Xavier-Luc Duval, leader de l'opposition

Le leader de l’opposition, Xavier-Luc Duval, n’approuve pas les dires du ministre des Services financiers, Sudhir Sesungkur, à l’effet que le Fonds monétaire international (FMI) n’aurait « aucun problème concernant les emprunts financiers » de l’État mauricien qui ne figurent pas dans la dette publique.

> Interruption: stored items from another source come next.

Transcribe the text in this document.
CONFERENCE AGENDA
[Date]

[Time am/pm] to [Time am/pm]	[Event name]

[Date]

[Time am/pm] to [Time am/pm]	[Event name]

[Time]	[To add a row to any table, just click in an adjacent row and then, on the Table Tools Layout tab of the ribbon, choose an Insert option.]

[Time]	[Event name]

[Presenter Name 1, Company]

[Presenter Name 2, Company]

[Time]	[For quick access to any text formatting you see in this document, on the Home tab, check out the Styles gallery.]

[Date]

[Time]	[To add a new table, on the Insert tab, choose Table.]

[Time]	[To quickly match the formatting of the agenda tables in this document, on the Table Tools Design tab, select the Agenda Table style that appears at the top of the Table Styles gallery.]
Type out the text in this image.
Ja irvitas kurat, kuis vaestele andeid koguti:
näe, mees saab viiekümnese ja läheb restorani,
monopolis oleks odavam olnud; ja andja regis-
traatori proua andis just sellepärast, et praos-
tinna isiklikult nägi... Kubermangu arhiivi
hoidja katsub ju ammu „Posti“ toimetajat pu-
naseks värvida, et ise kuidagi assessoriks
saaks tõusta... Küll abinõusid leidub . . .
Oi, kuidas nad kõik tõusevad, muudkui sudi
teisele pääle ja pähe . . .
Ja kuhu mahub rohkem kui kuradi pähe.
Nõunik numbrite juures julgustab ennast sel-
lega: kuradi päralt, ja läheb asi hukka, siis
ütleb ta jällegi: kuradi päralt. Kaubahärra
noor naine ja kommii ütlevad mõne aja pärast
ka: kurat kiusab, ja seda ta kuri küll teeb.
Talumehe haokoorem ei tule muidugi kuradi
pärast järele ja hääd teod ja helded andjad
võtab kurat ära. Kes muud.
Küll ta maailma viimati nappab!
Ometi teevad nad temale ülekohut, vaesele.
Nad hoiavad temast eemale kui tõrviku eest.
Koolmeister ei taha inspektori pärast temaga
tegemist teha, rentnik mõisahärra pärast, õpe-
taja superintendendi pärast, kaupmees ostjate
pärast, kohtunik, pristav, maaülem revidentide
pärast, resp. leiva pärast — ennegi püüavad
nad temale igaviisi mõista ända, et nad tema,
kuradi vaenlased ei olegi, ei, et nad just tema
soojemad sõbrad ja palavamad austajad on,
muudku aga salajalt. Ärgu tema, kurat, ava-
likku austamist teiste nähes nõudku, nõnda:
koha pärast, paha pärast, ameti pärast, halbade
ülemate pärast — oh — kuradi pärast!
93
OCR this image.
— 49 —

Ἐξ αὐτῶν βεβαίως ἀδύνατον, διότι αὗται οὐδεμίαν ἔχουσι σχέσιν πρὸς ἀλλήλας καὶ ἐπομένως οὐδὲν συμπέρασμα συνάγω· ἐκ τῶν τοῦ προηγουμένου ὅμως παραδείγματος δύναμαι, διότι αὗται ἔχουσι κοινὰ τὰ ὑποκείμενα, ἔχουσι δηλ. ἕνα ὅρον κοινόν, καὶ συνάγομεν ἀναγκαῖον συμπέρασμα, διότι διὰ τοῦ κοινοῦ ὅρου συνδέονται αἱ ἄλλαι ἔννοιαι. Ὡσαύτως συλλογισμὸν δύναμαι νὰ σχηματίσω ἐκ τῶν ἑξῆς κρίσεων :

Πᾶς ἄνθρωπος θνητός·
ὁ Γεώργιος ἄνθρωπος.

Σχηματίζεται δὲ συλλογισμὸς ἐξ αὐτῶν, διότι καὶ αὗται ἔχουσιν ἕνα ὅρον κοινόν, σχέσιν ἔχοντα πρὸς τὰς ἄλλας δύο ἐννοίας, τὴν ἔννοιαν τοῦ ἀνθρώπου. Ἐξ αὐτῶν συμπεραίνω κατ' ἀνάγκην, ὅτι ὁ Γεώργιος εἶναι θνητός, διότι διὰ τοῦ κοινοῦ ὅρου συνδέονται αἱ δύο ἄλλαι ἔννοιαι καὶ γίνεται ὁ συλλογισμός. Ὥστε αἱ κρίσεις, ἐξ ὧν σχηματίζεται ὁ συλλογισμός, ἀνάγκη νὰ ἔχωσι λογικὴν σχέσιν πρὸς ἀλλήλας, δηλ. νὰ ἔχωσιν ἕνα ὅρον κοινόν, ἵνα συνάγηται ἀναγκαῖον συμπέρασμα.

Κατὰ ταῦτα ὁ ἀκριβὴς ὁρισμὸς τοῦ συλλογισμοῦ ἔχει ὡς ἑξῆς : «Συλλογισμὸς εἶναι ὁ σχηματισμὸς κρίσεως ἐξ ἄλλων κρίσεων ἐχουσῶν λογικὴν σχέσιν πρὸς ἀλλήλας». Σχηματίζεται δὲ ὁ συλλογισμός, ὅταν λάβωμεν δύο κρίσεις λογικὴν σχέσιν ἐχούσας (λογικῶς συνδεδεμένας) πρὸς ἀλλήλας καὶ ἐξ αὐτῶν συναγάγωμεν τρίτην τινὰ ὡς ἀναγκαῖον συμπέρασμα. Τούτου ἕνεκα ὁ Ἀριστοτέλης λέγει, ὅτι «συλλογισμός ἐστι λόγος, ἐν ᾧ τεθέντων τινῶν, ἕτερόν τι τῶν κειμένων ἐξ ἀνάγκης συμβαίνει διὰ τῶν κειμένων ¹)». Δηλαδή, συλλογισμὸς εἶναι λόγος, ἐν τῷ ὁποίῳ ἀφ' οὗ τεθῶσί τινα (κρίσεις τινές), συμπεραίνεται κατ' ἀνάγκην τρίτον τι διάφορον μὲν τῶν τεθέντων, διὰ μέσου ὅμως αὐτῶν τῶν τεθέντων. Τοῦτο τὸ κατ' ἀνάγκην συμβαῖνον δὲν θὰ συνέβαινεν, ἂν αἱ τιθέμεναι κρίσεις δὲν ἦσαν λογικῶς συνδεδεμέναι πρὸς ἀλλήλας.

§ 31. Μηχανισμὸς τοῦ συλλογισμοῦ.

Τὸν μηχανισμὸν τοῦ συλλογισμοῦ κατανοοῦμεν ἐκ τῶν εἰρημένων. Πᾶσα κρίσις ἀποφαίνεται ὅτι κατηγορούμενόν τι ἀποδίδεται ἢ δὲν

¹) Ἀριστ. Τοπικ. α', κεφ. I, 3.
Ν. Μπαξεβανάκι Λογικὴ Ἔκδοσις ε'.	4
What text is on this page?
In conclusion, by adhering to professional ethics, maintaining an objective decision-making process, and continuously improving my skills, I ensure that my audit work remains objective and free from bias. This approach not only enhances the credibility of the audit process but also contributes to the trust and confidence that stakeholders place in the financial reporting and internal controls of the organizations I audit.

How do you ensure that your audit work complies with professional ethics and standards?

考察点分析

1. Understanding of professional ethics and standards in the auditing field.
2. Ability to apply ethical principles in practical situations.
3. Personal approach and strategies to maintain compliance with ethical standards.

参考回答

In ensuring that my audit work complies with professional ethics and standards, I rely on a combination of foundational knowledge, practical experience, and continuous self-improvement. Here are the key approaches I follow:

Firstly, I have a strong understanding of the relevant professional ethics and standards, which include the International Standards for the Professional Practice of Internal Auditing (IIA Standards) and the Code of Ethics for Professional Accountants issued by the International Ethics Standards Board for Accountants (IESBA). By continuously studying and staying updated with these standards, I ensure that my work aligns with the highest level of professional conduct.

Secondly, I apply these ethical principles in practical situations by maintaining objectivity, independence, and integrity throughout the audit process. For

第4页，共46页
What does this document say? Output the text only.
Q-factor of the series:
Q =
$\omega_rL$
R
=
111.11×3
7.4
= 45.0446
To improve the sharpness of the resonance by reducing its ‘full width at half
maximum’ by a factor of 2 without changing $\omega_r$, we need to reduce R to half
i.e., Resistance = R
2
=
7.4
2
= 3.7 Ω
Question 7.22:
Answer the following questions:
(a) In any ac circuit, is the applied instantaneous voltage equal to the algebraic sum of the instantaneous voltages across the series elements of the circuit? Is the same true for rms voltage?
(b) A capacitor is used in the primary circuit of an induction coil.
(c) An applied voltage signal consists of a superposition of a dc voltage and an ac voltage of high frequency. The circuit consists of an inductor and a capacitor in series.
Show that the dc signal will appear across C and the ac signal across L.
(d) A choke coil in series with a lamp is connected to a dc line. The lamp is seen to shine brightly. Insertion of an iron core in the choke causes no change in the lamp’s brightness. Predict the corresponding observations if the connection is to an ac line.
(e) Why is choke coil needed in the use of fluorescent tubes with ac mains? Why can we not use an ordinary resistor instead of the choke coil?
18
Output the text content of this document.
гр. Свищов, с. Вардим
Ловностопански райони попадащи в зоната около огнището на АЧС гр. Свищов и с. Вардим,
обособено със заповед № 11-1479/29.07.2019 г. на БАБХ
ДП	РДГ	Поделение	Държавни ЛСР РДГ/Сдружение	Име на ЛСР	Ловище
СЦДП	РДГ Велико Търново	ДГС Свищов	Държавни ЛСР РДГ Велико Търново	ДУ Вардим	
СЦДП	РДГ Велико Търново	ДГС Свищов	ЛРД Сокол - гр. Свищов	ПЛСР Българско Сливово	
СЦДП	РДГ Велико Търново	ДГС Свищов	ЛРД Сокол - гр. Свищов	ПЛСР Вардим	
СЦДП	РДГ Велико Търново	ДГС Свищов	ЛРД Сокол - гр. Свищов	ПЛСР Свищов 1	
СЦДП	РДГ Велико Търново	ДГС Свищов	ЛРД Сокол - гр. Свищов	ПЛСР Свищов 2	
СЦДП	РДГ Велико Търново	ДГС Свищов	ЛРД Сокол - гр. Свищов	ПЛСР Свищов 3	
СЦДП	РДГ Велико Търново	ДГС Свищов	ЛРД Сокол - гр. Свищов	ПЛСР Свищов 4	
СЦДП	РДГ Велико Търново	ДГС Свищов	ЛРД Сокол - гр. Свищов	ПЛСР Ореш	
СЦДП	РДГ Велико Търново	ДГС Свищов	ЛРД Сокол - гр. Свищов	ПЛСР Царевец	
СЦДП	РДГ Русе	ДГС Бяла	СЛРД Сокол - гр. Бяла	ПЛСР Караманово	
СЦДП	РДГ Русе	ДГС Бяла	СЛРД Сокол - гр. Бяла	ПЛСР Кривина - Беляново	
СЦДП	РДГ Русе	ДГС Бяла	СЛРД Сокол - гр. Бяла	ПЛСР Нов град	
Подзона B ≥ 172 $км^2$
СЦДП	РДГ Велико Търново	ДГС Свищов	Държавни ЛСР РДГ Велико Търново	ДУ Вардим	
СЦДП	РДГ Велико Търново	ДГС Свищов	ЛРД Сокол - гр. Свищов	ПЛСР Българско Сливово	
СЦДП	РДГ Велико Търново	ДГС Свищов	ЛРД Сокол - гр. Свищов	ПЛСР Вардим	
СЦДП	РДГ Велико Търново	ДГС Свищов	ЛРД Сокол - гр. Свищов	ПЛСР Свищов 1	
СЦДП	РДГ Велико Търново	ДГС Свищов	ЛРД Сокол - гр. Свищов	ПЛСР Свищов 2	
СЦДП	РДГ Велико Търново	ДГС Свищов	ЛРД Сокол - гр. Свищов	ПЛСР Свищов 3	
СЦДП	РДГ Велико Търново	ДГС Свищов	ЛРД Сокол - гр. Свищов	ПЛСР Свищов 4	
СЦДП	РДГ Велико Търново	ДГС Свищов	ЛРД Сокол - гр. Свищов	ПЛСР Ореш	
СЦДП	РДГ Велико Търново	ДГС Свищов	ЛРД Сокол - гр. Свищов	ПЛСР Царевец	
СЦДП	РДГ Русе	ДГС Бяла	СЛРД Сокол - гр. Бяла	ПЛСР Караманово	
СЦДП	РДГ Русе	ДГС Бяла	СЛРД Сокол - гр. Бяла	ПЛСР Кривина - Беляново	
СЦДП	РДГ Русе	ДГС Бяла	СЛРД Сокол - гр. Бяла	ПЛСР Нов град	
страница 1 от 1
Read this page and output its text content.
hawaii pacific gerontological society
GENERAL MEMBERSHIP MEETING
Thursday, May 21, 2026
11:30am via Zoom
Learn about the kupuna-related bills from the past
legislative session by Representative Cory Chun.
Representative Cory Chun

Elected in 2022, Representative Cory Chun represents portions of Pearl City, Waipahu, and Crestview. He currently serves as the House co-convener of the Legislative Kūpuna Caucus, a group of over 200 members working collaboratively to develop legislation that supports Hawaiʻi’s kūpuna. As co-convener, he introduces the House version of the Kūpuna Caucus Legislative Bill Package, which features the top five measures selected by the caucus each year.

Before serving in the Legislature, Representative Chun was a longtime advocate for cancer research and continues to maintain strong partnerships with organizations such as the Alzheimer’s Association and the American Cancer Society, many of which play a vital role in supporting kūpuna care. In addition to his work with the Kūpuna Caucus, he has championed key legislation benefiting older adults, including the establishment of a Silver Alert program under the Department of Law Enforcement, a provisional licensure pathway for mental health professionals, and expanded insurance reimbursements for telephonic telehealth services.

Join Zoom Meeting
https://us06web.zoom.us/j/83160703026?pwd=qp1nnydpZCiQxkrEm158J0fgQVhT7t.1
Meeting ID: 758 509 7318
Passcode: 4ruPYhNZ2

« Le FMI suit la situation locale », laisse entendre le leader du PMSD, qui affirme que l’organisme a « bel et bien répondu » à la lettre qu’il avait initialement envoyée en juillet dernier au sujet de la dette publique et « l’opacité qui prévaut sur les projets d’envergure » nationale. « Cela fait d’ailleurs un mois qu’on m’a répondu », soutient-il. Si le ministre des Services financiers et de la Bonne gouvernance, Sudhir Sesungkur, dit avoir eu l’assurance du directeur du département Afrique du FMI, Abebe Aemro Sélassié, à Bali la semaine dernière, lors de la réunion annuelle du FMI et de la Banque mondiale, Xavier-Luc Duval avance, lui, être aussi en présence d’une communication officielle.

Ce dernier avait attiré l’attention de l’organisme sur le fait que le gouvernement serait en train « de maquiller des chiffres concernant des emprunts ». Selon Sudhir Sesungkur, Abebe Aemro Sélassié lui a bien fait comprendre que « cette lettre a été mise de côté » et que « le FMI n’a rien à nous reprocher ». Le leader de l’opposition déclare que la correspondance qu’il a reçue « confirme que l’équipe de Aemro Sélassié a soulevé la question avec les autorités locales » et que la branche africaine du FMI lui a indiqué qu’il y aura « des changements » lors du prochain budget qui sera présenté par le gouvernement.

Il laisse entendre également que la correspondance « fait aussi mention des projets infrastructurels ». Il déplore ainsi que « le ministre Sesungkur n’a rien compris », selon lui.